More recently, Chiang says he’s particularly proud of an initiative started last year called Rising Strong, a family centered drug treatment program that includes housing for families.
The program, which is operated by Catholic Charities with funding from the foundation, Premera Blue Cross, and Providence Health Care, aims to keep kids with their families while giving parents the skills they need to get clean and find jobs.
In its first year, Chiang says the program housed 20 families at the former Sisters of the Holy Names site, at 2911 W. Fort George Wright Drive. He says the program will continue to expand later this year to include up to 50 families.

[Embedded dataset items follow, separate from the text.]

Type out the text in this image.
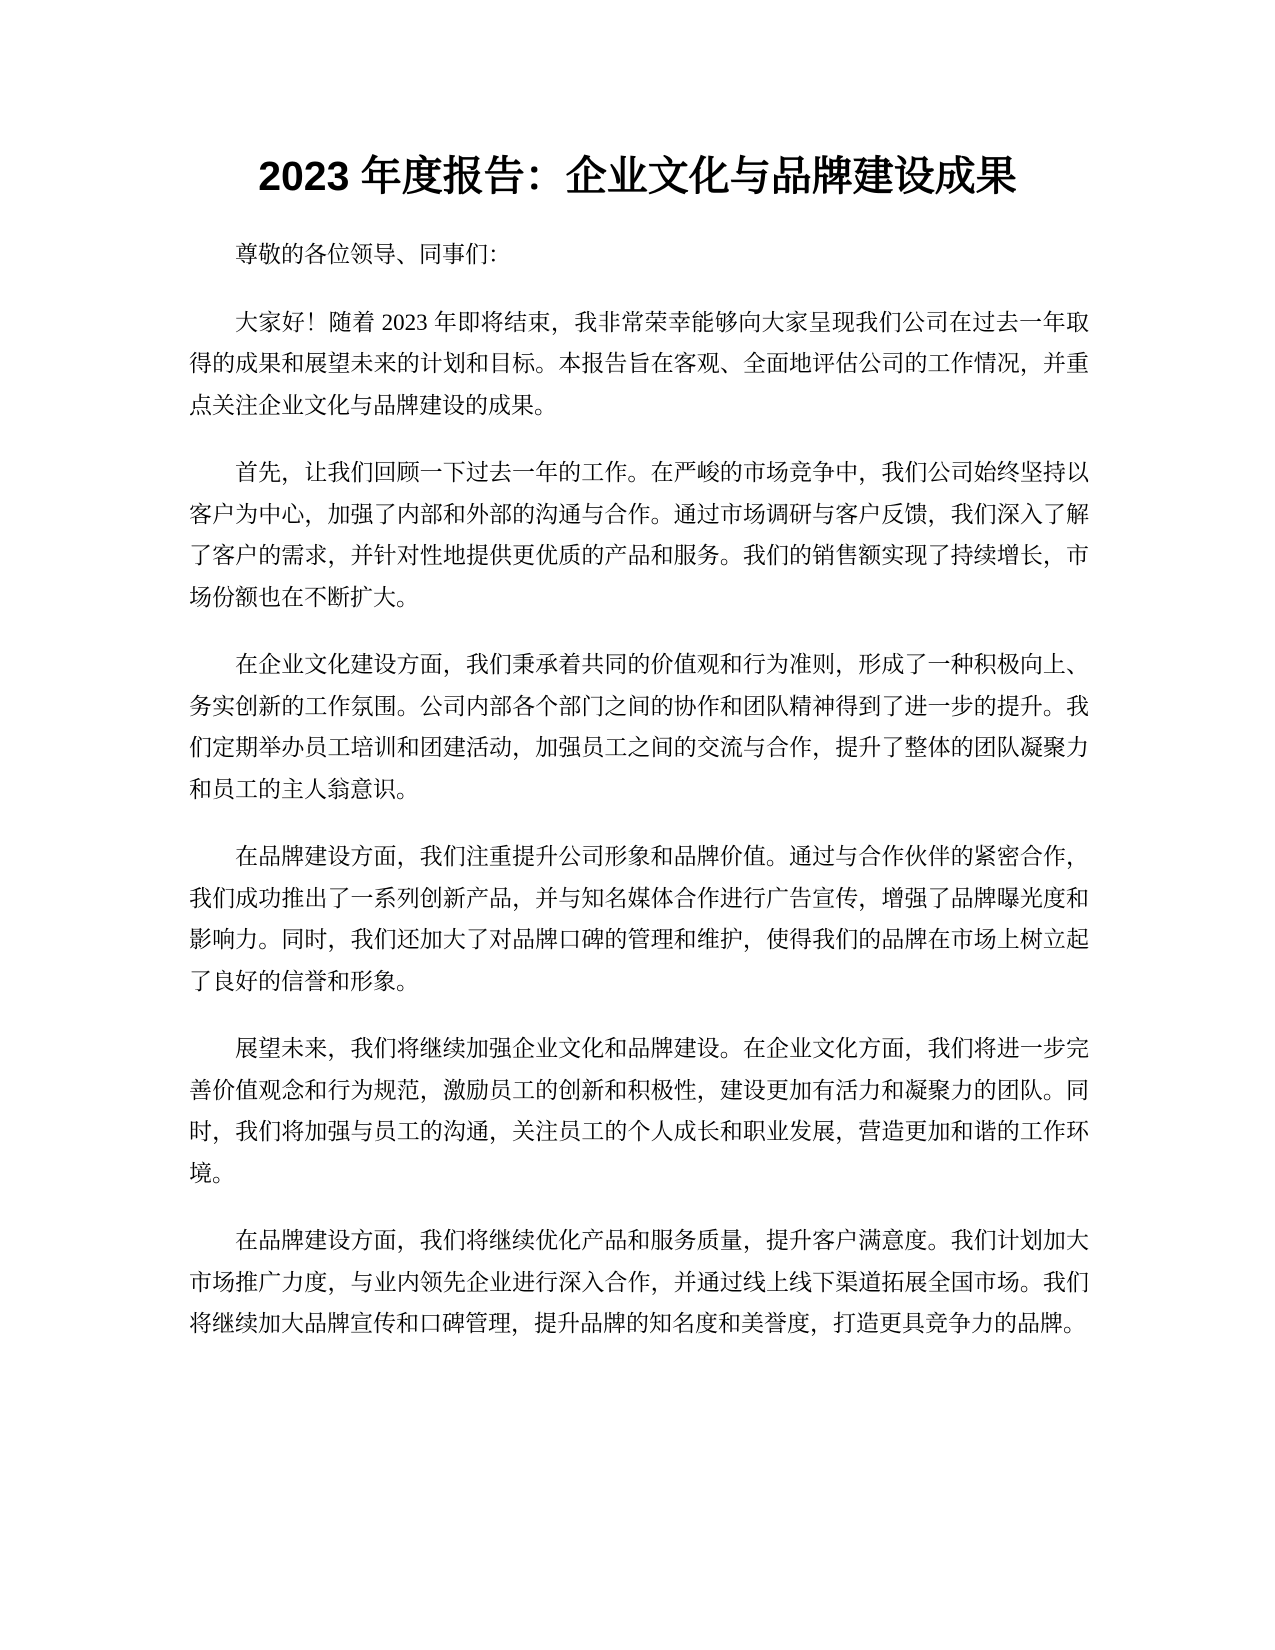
2023 年度报告：企业文化与品牌建设成果

尊敬的各位领导、同事们：

大家好！随着 2023 年即将结束，我非常荣幸能够向大家呈现我们公司在过去一年取得的成果和展望未来的计划和目标。本报告旨在客观、全面地评估公司的工作情况，并重点关注企业文化与品牌建设的成果。

首先，让我们回顾一下过去一年的工作。在严峻的市场竞争中，我们公司始终坚持以客户为中心，加强了内部和外部的沟通与合作。通过市场调研与客户反馈，我们深入了解了客户的需求，并针对性地提供更优质的产品和服务。我们的销售额实现了持续增长，市场份额也在不断扩大。

在企业文化建设方面，我们秉承着共同的价值观和行为准则，形成了一种积极向上、务实创新的工作氛围。公司内部各个部门之间的协作和团队精神得到了进一步的提升。我们定期举办员工培训和团建活动，加强员工之间的交流与合作，提升了整体的团队凝聚力和员工的主人翁意识。

在品牌建设方面，我们注重提升公司形象和品牌价值。通过与合作伙伴的紧密合作，我们成功推出了一系列创新产品，并与知名媒体合作进行广告宣传，增强了品牌曝光度和影响力。同时，我们还加大了对品牌口碑的管理和维护，使得我们的品牌在市场上树立起了良好的信誉和形象。

展望未来，我们将继续加强企业文化和品牌建设。在企业文化方面，我们将进一步完善价值观念和行为规范，激励员工的创新和积极性，建设更加有活力和凝聚力的团队。同时，我们将加强与员工的沟通，关注员工的个人成长和职业发展，营造更加和谐的工作环境。

在品牌建设方面，我们将继续优化产品和服务质量，提升客户满意度。我们计划加大市场推广力度，与业内领先企业进行深入合作，并通过线上线下渠道拓展全国市场。我们将继续加大品牌宣传和口碑管理，提升品牌的知名度和美誉度，打造更具竞争力的品牌。
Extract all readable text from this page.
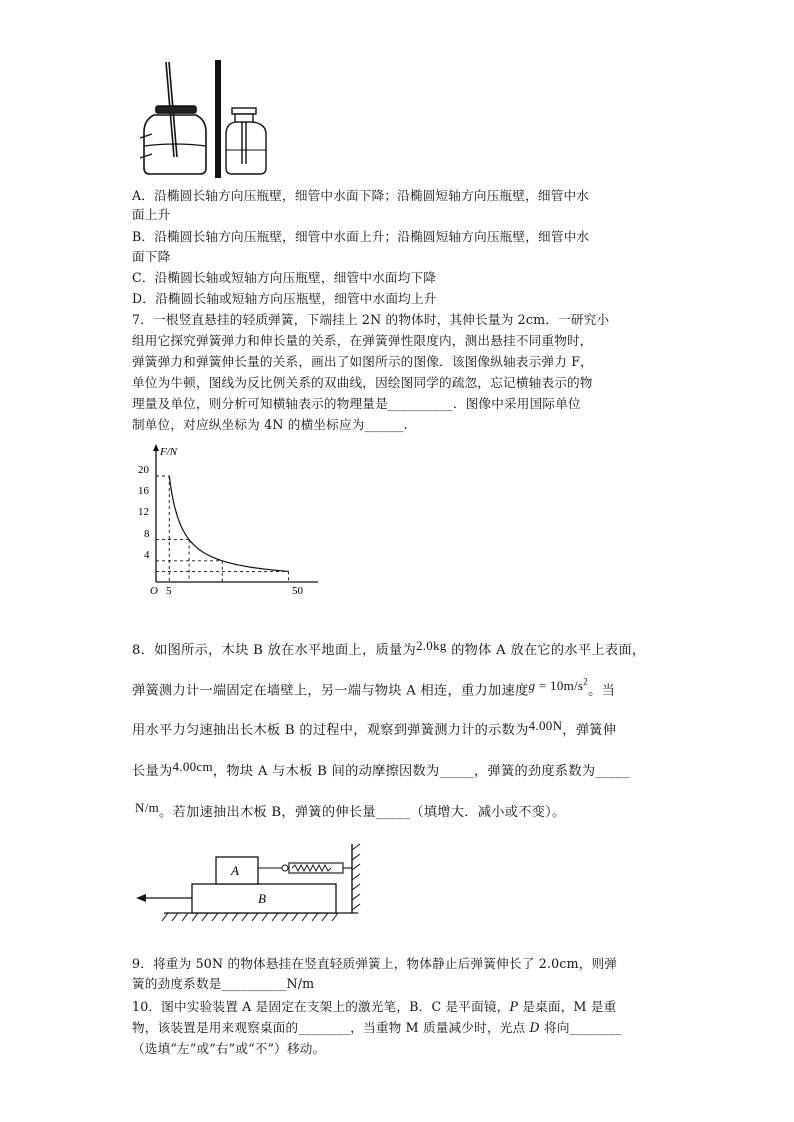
A．沿椭圆长轴方向压瓶壁，细管中水面下降；沿椭圆短轴方向压瓶壁，细管中水
面上升
B．沿椭圆长轴方向压瓶壁，细管中水面上升；沿椭圆短轴方向压瓶壁，细管中水
面下降
C．沿椭圆长轴或短轴方向压瓶壁，细管中水面均下降
D．沿椭圆长轴或短轴方向压瓶壁，细管中水面均上升
7．一根竖直悬挂的轻质弹簧，下端挂上 2N 的物体时，其伸长量为 2cm．一研究小
组用它探究弹簧弹力和伸长量的关系，在弹簧弹性限度内，测出悬挂不同重物时，
弹簧弹力和弹簧伸长量的关系，画出了如图所示的图像．该图像纵轴表示弹力 F，
单位为牛顿，图线为反比例关系的双曲线，因绘图同学的疏忽，忘记横轴表示的物
理量及单位，则分析可知横轴表示的物理量是__________．图像中采用国际单位
制单位，对应纵坐标为 4N 的横坐标应为______.
F/N
20
16
12
8
4
O 5	50
8．如图所示，木块 B 放在水平地面上，质量为2.0kg 的物体 A 放在它的水平上表面，
弹簧测力计一端固定在墙壁上，另一端与物块 A 相连，重力加速度$g = 10m/s^2$。当
用水平力匀速抽出长木板 B 的过程中，观察到弹簧测力计的示数为4.00N，弹簧伸
长量为4.00cm，物块 A 与木板 B 间的动摩擦因数为_____，弹簧的劲度系数为_____
N/m。若加速抽出木板 B，弹簧的伸长量_____（填增大．减小或不变）。
B
A
9．将重为 50N 的物体悬挂在竖直轻质弹簧上，物体静止后弹簧伸长了 2.0cm，则弹
簧的劲度系数是__________N/m
10．图中实验装置 A 是固定在支架上的激光笔，B．C 是平面镜，P 是桌面，M 是重
物，该装置是用来观察桌面的________，当重物 M 质量减少时，光点 D 将向________
（选填“左”或“右”或“不”）移动。
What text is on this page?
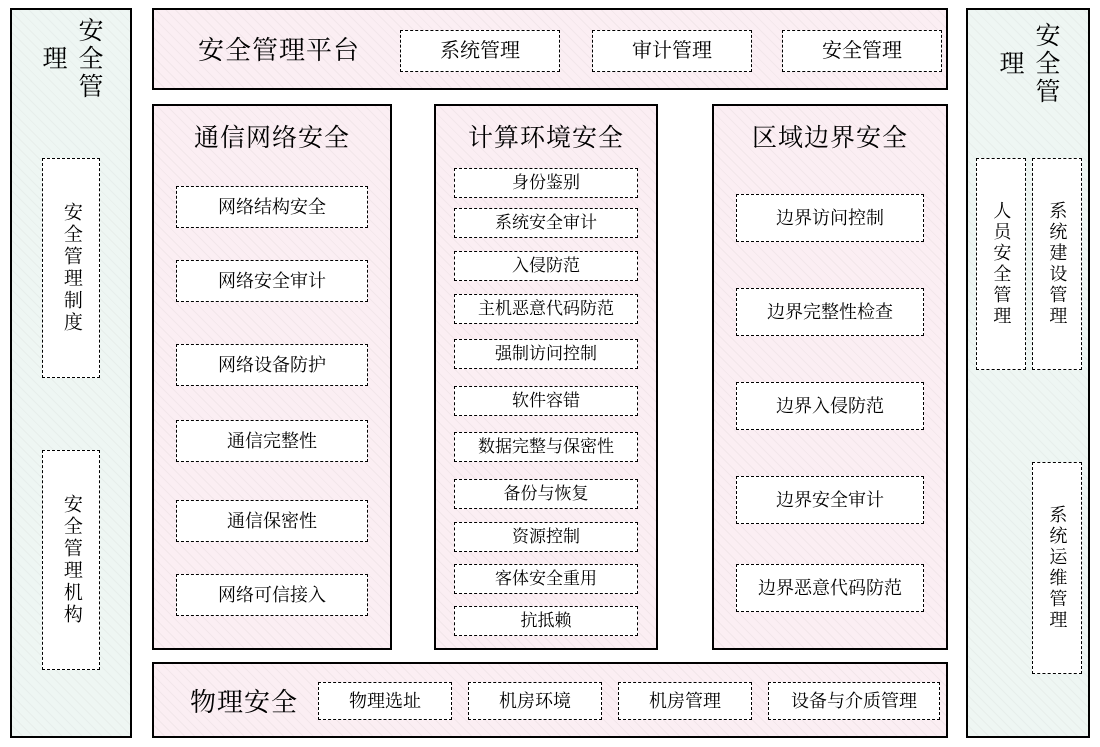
安全管理
安全管理制度
安全管理机构
安全管理
人员安全管理	系统建设管理
系统运维管理
安全管理平台	系统管理	审计管理	安全管理
通信网络安全
网络结构安全
网络安全审计
网络设备防护
通信完整性
通信保密性
网络可信接入
计算环境安全
身份鉴别
系统安全审计
入侵防范
主机恶意代码防范
强制访问控制
软件容错
数据完整与保密性
备份与恢复
资源控制
客体安全重用
抗抵赖
区域边界安全
边界访问控制
边界完整性检查
边界入侵防范
边界安全审计
边界恶意代码防范
物理安全	物理选址	机房环境	机房管理	设备与介质管理
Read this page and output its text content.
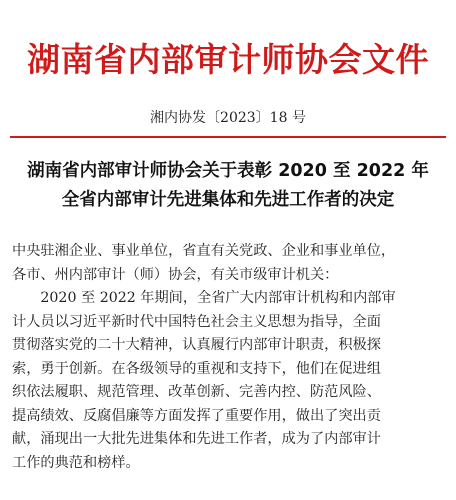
湖南省内部审计师协会文件
湘内协发〔2023〕18 号
湖南省内部审计师协会关于表彰 2020 至 2022 年
全省内部审计先进集体和先进工作者的决定
中央驻湘企业、事业单位，省直有关党政、企业和事业单位，
各市、州内部审计（师）协会，有关市级审计机关：
　　2020 至 2022 年期间，全省广大内部审计机构和内部审
计人员以习近平新时代中国特色社会主义思想为指导，全面
贯彻落实党的二十大精神，认真履行内部审计职责，积极探
索，勇于创新。在各级领导的重视和支持下，他们在促进组
织依法履职、规范管理、改革创新、完善内控、防范风险、
提高绩效、反腐倡廉等方面发挥了重要作用，做出了突出贡
献，涌现出一大批先进集体和先进工作者，成为了内部审计
工作的典范和榜样。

“We modeled this program after what’s been done in other states, where they’ve had 80 to 90 percent success rates at keeping families together and children out of foster care,” he says. “We’re excited to start working toward improvements in this area.”
Although the foundation remodeled the Philanthropy Center and moved in a mere three years ago, Chiang says it may already be outgrowing the space.
“We have several open positions right now and expect to grow our staff by 30 percent this next year. With continuing growth, it’s possible we’ll need to invest in another building in the downtown core,” he says.
“Our goal for any new space would be to choose another building we could improve, with an eye toward revitalizing the neighborhood, as we’ve done with this current space.”
Going forward, Chiang says the foundation will continue to work toward measurable impacts to health outcomes and eliminating health disparities.
“We believe everyone deserves vibrant health and access to health care regardless of their circumstances, and we’ll continue to aim for that,” he says.
The Empire Health Foundation is a private health conversion foundation formed in 2008 through the sale of
Deaconess Medical Center and Valley Hospital and Medical Center, to for-profit Community Health Services Inc., of Franklin, Tenn., by the former owner nonprofit Empire Health Services.
Health conversion foundations are formed when a nonprofit hospital, health care system, or health plan is either acquired by a for-profit concern or converted to for-profit status. The proceeds from these transactions are then transferred into the endowment of a foundation that maintains the general mission of the entity being acquired.
Chiang says the foundation is governed by a 15-member board of directors, who focus on finding new ways to reinvest the foundation’s funds in health care initiatives.
“Our board is a very diverse group, and includes representatives from three area tribes,” he says. “We’re also a bit unusual compared to other boards. Because we already have funding at our disposal, our focus is more on finding the best ways to reinvest that money, putting it where it will have the most impact.”
The foundation’s coverage area includes seven counties—Spokane, Stevens, Pend Oreille, Lincoln, Whitman, Adams, and Ferry—and the Spokane, Kalispel, and Colville Confederated tribal reservations.